The outbreak of the COVID-19 pandemic has changed the way we work forever. While employees in some parts of the world are returning to the office, other companies are sticking to remote or hybrid teams, after realizing the benefits during the depths of lockdowns.
However, business owners are often left scratching their heads when weighing up these benefits against the security risks attached to operating remote teams. A Cost of a Data Breach report by Ponemon uncovered the fact that 76% of companies believe that remote work increases the time to identify and control a data breach.
2019 was a record year in terms of global data breaches, with over 4 million records exposed. Throw into the mix the fast digitization and need for remote workers, as caused by COVID, and concerns about security are high. The good news is that you can make sure your remote or offshore teams are secure.
Starting off on the right foot
With the WFH trend is likely to continue, more businesses are now happy to hire remote workers on an indefinite basis. When choosing to close the gap by hiring off-shore talent, be sure to work with an outstaffing service provider that takes security seriously from the outset. Here at Double Yolk we have several measures in places to ensure safe remote work environment:
Employee background checks
Comprehensive background checks on all developers should be carried out. This should include police checks, credit checks and reference checks as a minimum.
Solid security processes
It’s easier and faster to cut corners when it comes to security – but could be something you end up regretting. All parties should be clear on the best practices to protect data and privacy at all times. Get NDAs and a Code of Conduct signed, and ensure developers are well-trained on how to identify and mitigate security threats.
Secure equipment
Having the right equipment and keeping it updated can keep your data safe. At Double Yolk, for example, we take the following steps to make sure our developers only work on high-security systems:
- Encrypt laptops with Bitlocker 256-bit.

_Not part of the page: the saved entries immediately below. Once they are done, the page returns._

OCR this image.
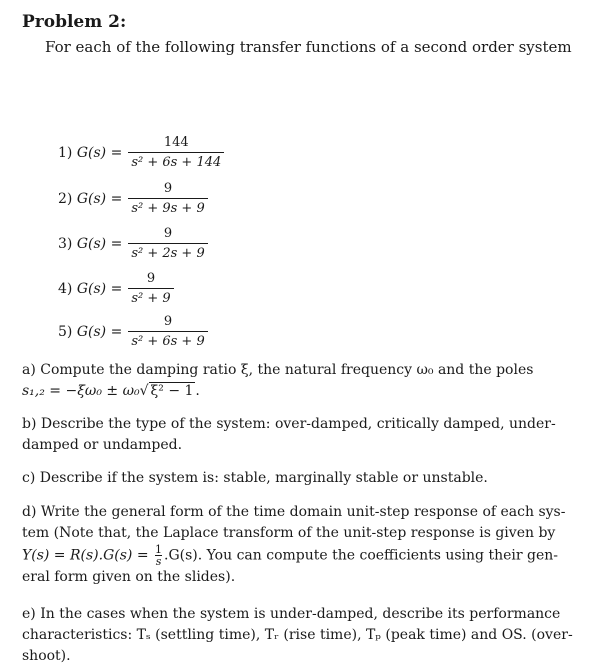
Problem 2:
For each of the following transfer functions of a second order system
1) $G(s) = \frac{144}{\text{s² + 6s + 144}}$
2) $G(s) = \frac{9}{\text{s² + 9s + 9}}$
3) $G(s) = \frac{9}{\text{s² + 2s + 9}}$
4) $G(s) = \frac{9}{\text{s² + 9}}$
5) $G(s) = \frac{9}{\text{s² + 6s + 9}}$
a) Compute the damping ratio ξ, the natural frequency ω₀ and the poles
s₁,₂ = −ξω₀ ± ω₀√ ξ² − 1 .
b) Describe the type of the system: over-damped, critically damped, under-
damped or undamped.
c) Describe if the system is: stable, marginally stable or unstable.
d) Write the general form of the time domain unit-step response of each sys-
tem (Note that, the Laplace transform of the unit-step response is given by
$Y(s) = R(s).G(s) = \frac{1}{s} .G(s)$. You can compute the coefficients using their gen-
eral form given on the slides).
e) In the cases when the system is under-damped, describe its performance
characteristics: Tₛ (settling time), Tᵣ (rise time), Tₚ (peak time) and OS. (over-
shoot).
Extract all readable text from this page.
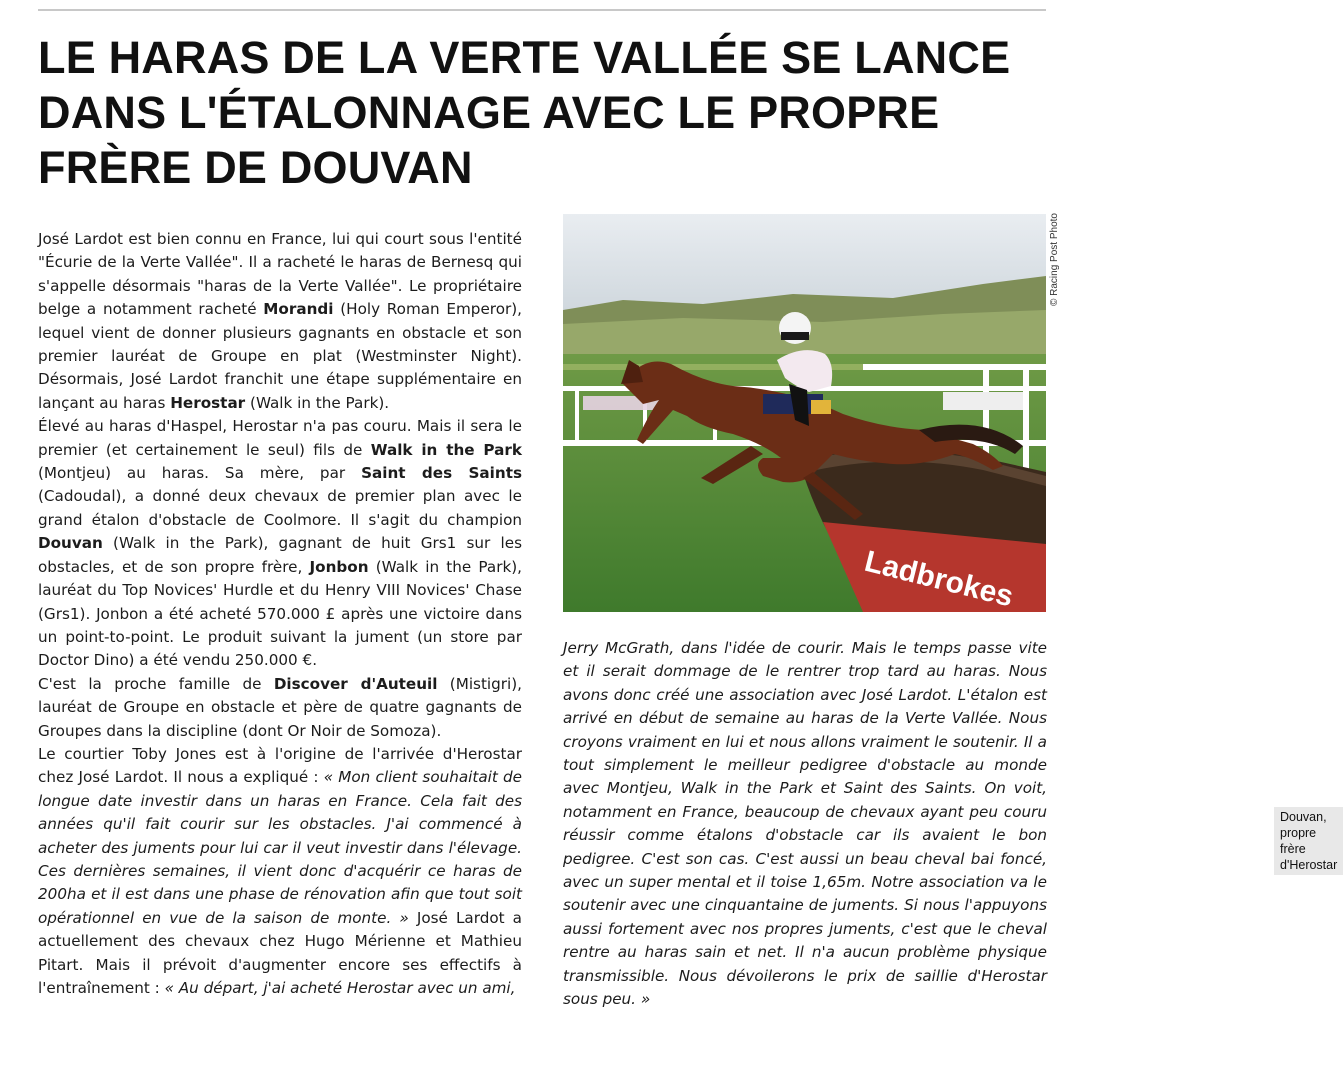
LE HARAS DE LA VERTE VALLÉE SE LANCE DANS L'ÉTALONNAGE AVEC LE PROPRE FRÈRE DE DOUVAN

José Lardot est bien connu en France, lui qui court sous l'entité "Écurie de la Verte Vallée". Il a racheté le haras de Bernesq qui s'appelle désormais "haras de la Verte Vallée". Le propriétaire belge a notamment racheté Morandi (Holy Roman Emperor), lequel vient de donner plusieurs gagnants en obstacle et son premier lauréat de Groupe en plat (Westminster Night). Désormais, José Lardot franchit une étape supplémentaire en lançant au haras Herostar (Walk in the Park).

Élevé au haras d'Haspel, Herostar n'a pas couru. Mais il sera le premier (et certainement le seul) fils de Walk in the Park (Montjeu) au haras. Sa mère, par Saint des Saints (Cadoudal), a donné deux chevaux de premier plan avec le grand étalon d'obstacle de Coolmore. Il s'agit du champion Douvan (Walk in the Park), gagnant de huit Grs1 sur les obstacles, et de son propre frère, Jonbon (Walk in the Park), lauréat du Top Novices' Hurdle et du Henry VIII Novices' Chase (Grs1). Jonbon a été acheté 570.000 £ après une victoire dans un point-to-point. Le produit suivant la jument (un store par Doctor Dino) a été vendu 250.000 €.

C'est la proche famille de Discover d'Auteuil (Mistigri), lauréat de Groupe en obstacle et père de quatre gagnants de Groupes dans la discipline (dont Or Noir de Somoza).

Le courtier Toby Jones est à l'origine de l'arrivée d'Herostar chez José Lardot. Il nous a expliqué : « Mon client souhaitait de longue date investir dans un haras en France. Cela fait des années qu'il fait courir sur les obstacles. J'ai commencé à acheter des juments pour lui car il veut investir dans l'élevage. Ces dernières semaines, il vient donc d'acquérir ce haras de 200ha et il est dans une phase de rénovation afin que tout soit opérationnel en vue de la saison de monte. » José Lardot a actuellement des chevaux chez Hugo Mérienne et Mathieu Pitart. Mais il prévoit d'augmenter encore ses effectifs à l'entraînement : « Au départ, j'ai acheté Herostar avec un ami,

Ladbrokes
Douvan, propre frère d'Herostar
© Racing Post Photo

Jerry McGrath, dans l'idée de courir. Mais le temps passe vite et il serait dommage de le rentrer trop tard au haras. Nous avons donc créé une association avec José Lardot. L'étalon est arrivé en début de semaine au haras de la Verte Vallée. Nous croyons vraiment en lui et nous allons vraiment le soutenir. Il a tout simplement le meilleur pedigree d'obstacle au monde avec Montjeu, Walk in the Park et Saint des Saints. On voit, notamment en France, beaucoup de chevaux ayant peu couru réussir comme étalons d'obstacle car ils avaient le bon pedigree. C'est son cas. C'est aussi un beau cheval bai foncé, avec un super mental et il toise 1,65m. Notre association va le soutenir avec une cinquantaine de juments. Si nous l'appuyons aussi fortement avec nos propres juments, c'est que le cheval rentre au haras sain et net. Il n'a aucun problème physique transmissible. Nous dévoilerons le prix de saillie d'Herostar sous peu. »
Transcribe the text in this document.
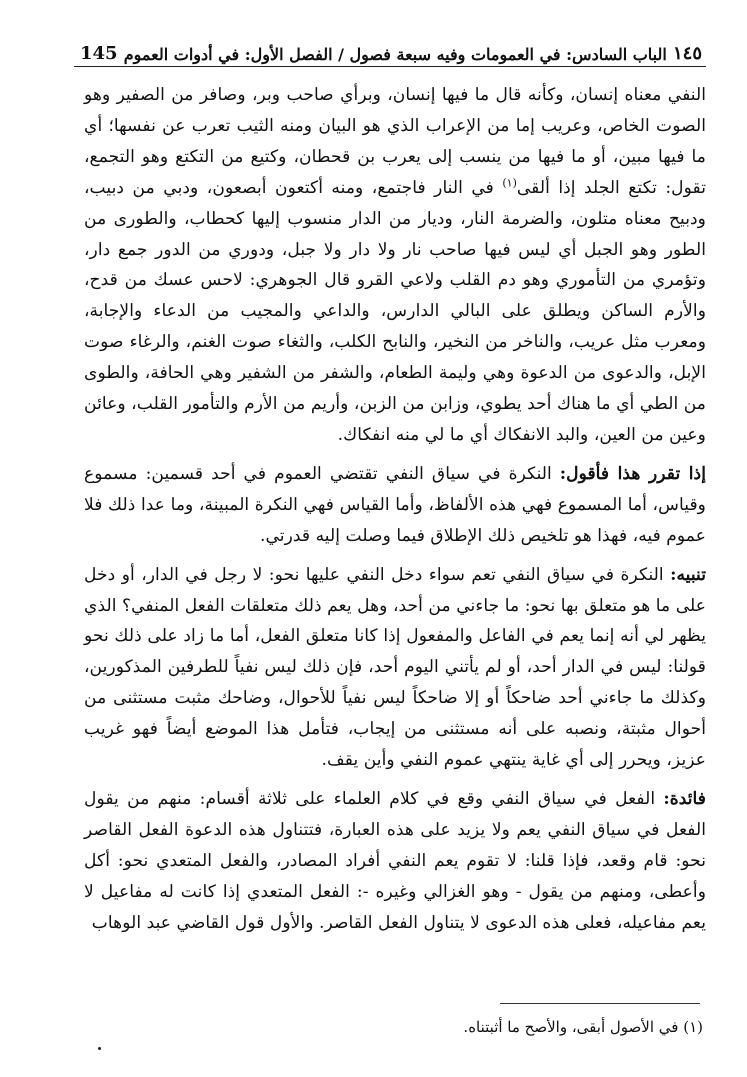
145 الباب السادس: في العمومات وفيه سبعة فصول / الفصل الأول: في أدوات العموم ١٤٥

النفي معناه إنسان، وكأنه قال ما فيها إنسان، وبرأي صاحب وبر، وصافر من الصفير وهو الصوت الخاص، وعريب إما من الإعراب الذي هو البيان ومنه الثيب تعرب عن نفسها؛ أي ما فيها مبين، أو ما فيها من ينسب إلى يعرب بن قحطان، وكتيع من التكتع وهو التجمع، تقول: تكتع الجلد إذا ألقى$^{(١)}$ في النار فاجتمع، ومنه أكتعون أبصعون، ودبي من دبيب، ودبيح معناه متلون، والضرمة النار، وديار من الدار منسوب إليها كحطاب، والطورى من الطور وهو الجبل أي ليس فيها صاحب نار ولا دار ولا جبل، ودوري من الدور جمع دار، وتؤمري من التأموري وهو دم القلب ولاعي القرو قال الجوهري: لاحس عسك من قدح، والأرم الساكن ويطلق على البالي الدارس، والداعي والمجيب من الدعاء والإجابة، ومعرب مثل عريب، والناخر من النخير، والنابح الكلب، والثغاء صوت الغنم، والرغاء صوت الإبل، والدعوى من الدعوة وهي وليمة الطعام، والشفر من الشفير وهي الحافة، والطوى من الطي أي ما هناك أحد يطوي، وزابن من الزبن، وأريم من الأرم والتأمور القلب، وعائن وعين من العين، والبد الانفكاك أي ما لي منه انفكاك.

إذا تقرر هذا فأقول: النكرة في سياق النفي تقتضي العموم في أحد قسمين: مسموع وقياس، أما المسموع فهي هذه الألفاظ، وأما القياس فهي النكرة المبينة، وما عدا ذلك فلا عموم فيه، فهذا هو تلخيص ذلك الإطلاق فيما وصلت إليه قدرتي.

تنبيه: النكرة في سياق النفي تعم سواء دخل النفي عليها نحو: لا رجل في الدار، أو دخل على ما هو متعلق بها نحو: ما جاءني من أحد، وهل يعم ذلك متعلقات الفعل المنفي؟ الذي يظهر لي أنه إنما يعم في الفاعل والمفعول إذا كانا متعلق الفعل، أما ما زاد على ذلك نحو قولنا: ليس في الدار أحد، أو لم يأتني اليوم أحد، فإن ذلك ليس نفياً للطرفين المذكورين، وكذلك ما جاءني أحد ضاحكاً أو إلا ضاحكاً ليس نفياً للأحوال، وضاحك مثبت مستثنى من أحوال مثبتة، ونصبه على أنه مستثنى من إيجاب، فتأمل هذا الموضع أيضاً فهو غريب عزيز، ويحرر إلى أي غاية ينتهي عموم النفي وأين يقف.

فائدة: الفعل في سياق النفي وقع في كلام العلماء على ثلاثة أقسام: منهم من يقول الفعل في سياق النفي يعم ولا يزيد على هذه العبارة، فتتناول هذه الدعوة الفعل القاصر نحو: قام وقعد، فإذا قلنا: لا تقوم يعم النفي أفراد المصادر، والفعل المتعدي نحو: أكل وأعطى، ومنهم من يقول - وهو الغزالي وغيره -: الفعل المتعدي إذا كانت له مفاعيل لا يعم مفاعيله، فعلى هذه الدعوى لا يتناول الفعل القاصر. والأول قول القاضي عبد الوهاب

(١) في الأصول أبقى، والأصح ما أثبتناه.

- Keep laptops updated with firewall and antivirus upgrades.
- Utilize remote-wipe systems in case systems are compromised.
- Install endpoint detection on laptops to pick up any suspicious behavior.
- No use of cold storage, so data cannot be removed from the laptop using a hard drive or USB.
A suitable access plan
Establish the access plan that best suits your needs, based on your tech environment and data sensitivity.
Set up two-factor authentication
Two-factor authentication (2FA) provides an extra layer of defense in addition to passwords, which can become compromised. Passwords are notoriously weak and easy to steal (78% of Gen Z use the same password across multiple accounts) and 2FA requires additional verification. This could be in the form of hardware tokens, a code sent by SMS, biometrics, location or something else.
Most development tools enable the easy setup of two-factor authentication, so make it compulsory for remote workers to set this up to deter hackers.
Use a VPN
A VPN (Virtual Private Network) creates a private network through a public internet connection, by hiding your internal protocol (IP) address. Have your remote developers connect to your cloud environment or on-premise servers using a VPN. This encrypts the data that comes from their computer, rendering it useless to potential hackers.
Utilize virtual machines
A Virtual Machine (VM) is essentially a “virtual” software-based version of a computer. It works like a normal computer but exists only as code, and its software can’t interfere with the computer’s main operating system.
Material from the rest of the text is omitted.